Elections are on the cards

The collapse of the Belgian Government has fuelled speculation that Belgium is now heading for a general election. Two of the outgoing government parties, the Flemish Christian democrats and the Francophone socialists favour the option of an emergency cabinet, but the opposition Flemish socialists are unwilling to enter a coalition of this kind.

Elections then seem the only alternative, but there are big questions about the legality of any result.

King Albert now makes the next move after consulting with prominent political players. Supporters of an emergency cabinet argue that it should seek a solution for the contentious issue of BHV that brought down the Belgian Government.

The Brussels Halle Vilvoorde (BHV) constituency includes bilingual Brussels, but also purely Flemish areas.
All Flemish parties want it split, but have not yet agreed to pay the price Francophones are seeking.

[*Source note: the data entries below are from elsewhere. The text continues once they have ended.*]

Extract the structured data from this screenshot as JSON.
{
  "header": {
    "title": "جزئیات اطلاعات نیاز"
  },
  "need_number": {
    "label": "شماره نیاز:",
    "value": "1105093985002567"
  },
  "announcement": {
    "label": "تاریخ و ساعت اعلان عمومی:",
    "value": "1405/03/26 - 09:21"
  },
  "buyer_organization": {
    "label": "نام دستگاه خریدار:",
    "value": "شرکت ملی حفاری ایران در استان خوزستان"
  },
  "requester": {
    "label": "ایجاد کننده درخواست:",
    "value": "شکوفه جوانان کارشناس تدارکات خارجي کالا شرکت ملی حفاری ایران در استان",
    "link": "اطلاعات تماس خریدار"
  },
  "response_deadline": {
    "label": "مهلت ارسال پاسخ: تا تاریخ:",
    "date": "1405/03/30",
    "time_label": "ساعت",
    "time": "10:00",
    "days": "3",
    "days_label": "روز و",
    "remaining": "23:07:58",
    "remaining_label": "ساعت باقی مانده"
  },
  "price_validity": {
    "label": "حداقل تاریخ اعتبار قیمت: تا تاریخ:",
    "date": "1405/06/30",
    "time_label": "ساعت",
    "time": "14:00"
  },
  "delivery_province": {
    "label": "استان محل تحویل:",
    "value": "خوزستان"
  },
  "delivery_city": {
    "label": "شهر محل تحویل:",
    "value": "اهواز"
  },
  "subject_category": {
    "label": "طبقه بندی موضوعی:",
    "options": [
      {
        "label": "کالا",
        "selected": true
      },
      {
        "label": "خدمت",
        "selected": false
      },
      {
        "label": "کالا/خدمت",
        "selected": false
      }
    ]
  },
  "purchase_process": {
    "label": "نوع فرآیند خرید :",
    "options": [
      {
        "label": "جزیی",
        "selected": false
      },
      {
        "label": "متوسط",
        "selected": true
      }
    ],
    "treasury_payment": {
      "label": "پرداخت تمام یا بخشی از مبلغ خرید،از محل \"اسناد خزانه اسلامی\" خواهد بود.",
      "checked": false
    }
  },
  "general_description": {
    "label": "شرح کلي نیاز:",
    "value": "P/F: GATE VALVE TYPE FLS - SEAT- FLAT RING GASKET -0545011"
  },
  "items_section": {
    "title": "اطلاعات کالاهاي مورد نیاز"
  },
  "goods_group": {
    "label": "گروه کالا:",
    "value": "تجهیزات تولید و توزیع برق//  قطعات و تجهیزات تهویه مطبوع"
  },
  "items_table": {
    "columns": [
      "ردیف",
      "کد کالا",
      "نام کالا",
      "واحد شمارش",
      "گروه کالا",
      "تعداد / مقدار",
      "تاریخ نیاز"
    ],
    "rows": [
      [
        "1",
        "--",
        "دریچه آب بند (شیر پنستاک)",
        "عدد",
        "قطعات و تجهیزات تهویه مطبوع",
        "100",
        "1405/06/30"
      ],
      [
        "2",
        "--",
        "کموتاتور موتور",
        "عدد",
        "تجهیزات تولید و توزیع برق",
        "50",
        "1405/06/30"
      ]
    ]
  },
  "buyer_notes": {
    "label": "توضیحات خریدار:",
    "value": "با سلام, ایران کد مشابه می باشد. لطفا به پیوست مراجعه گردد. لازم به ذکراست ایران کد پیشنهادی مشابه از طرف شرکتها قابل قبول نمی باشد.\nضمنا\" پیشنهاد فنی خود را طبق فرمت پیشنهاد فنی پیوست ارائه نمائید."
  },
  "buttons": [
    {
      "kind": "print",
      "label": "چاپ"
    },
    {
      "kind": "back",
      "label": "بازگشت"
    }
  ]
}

The emergency cabinet should also convince the international community that somebody is in charge and prevent speculation against Belgian government bonds.

An emergency cabinet would consist of the governing centre-left parties plus the opposition Flemish socialists. The governing Flemish and Francophone liberals would no longer form part of this coalition. It was the Flemish liberal party Open VLD that walked out of the government last Thursday.

The Flemish socialists are vetoing this option that would not even possess a majority in parliament.

Are we heading for elections?

The other option is a general election to be held in June. However, there are questions about the legality of any result. Earlier Belgium's Constitutional Court ruled that elections would not be valid as long as the BHV onstituency had not been split. This is because everybody elsewhere in the country could vote in provincial constituencies and as a result the equality principle was infringed.

Other commentators argue that under the Belgian Constitution elections must be held at least every four years and that this is a far more weighty principle than any ruling by the Constitutional Court.

The Flemish Christian democrats are opposed to new elections, but this option is favoured by the Flemish liberals that walked out of the government last Thursday and the opposition Flemish nationalists. The two ecologist parties too support the idea of anticipated elections.

Anticipated elections also have the added advantage of providing a breathing space in which Belgians politicians could address a number of fundamental issues like state reforms.

If federal elections are held now, the next federal and regional elections will only be held in 2014. This electoral breathing space should politicians to take number of much needed decisions without needing to worry about the impact of their rating in the polls.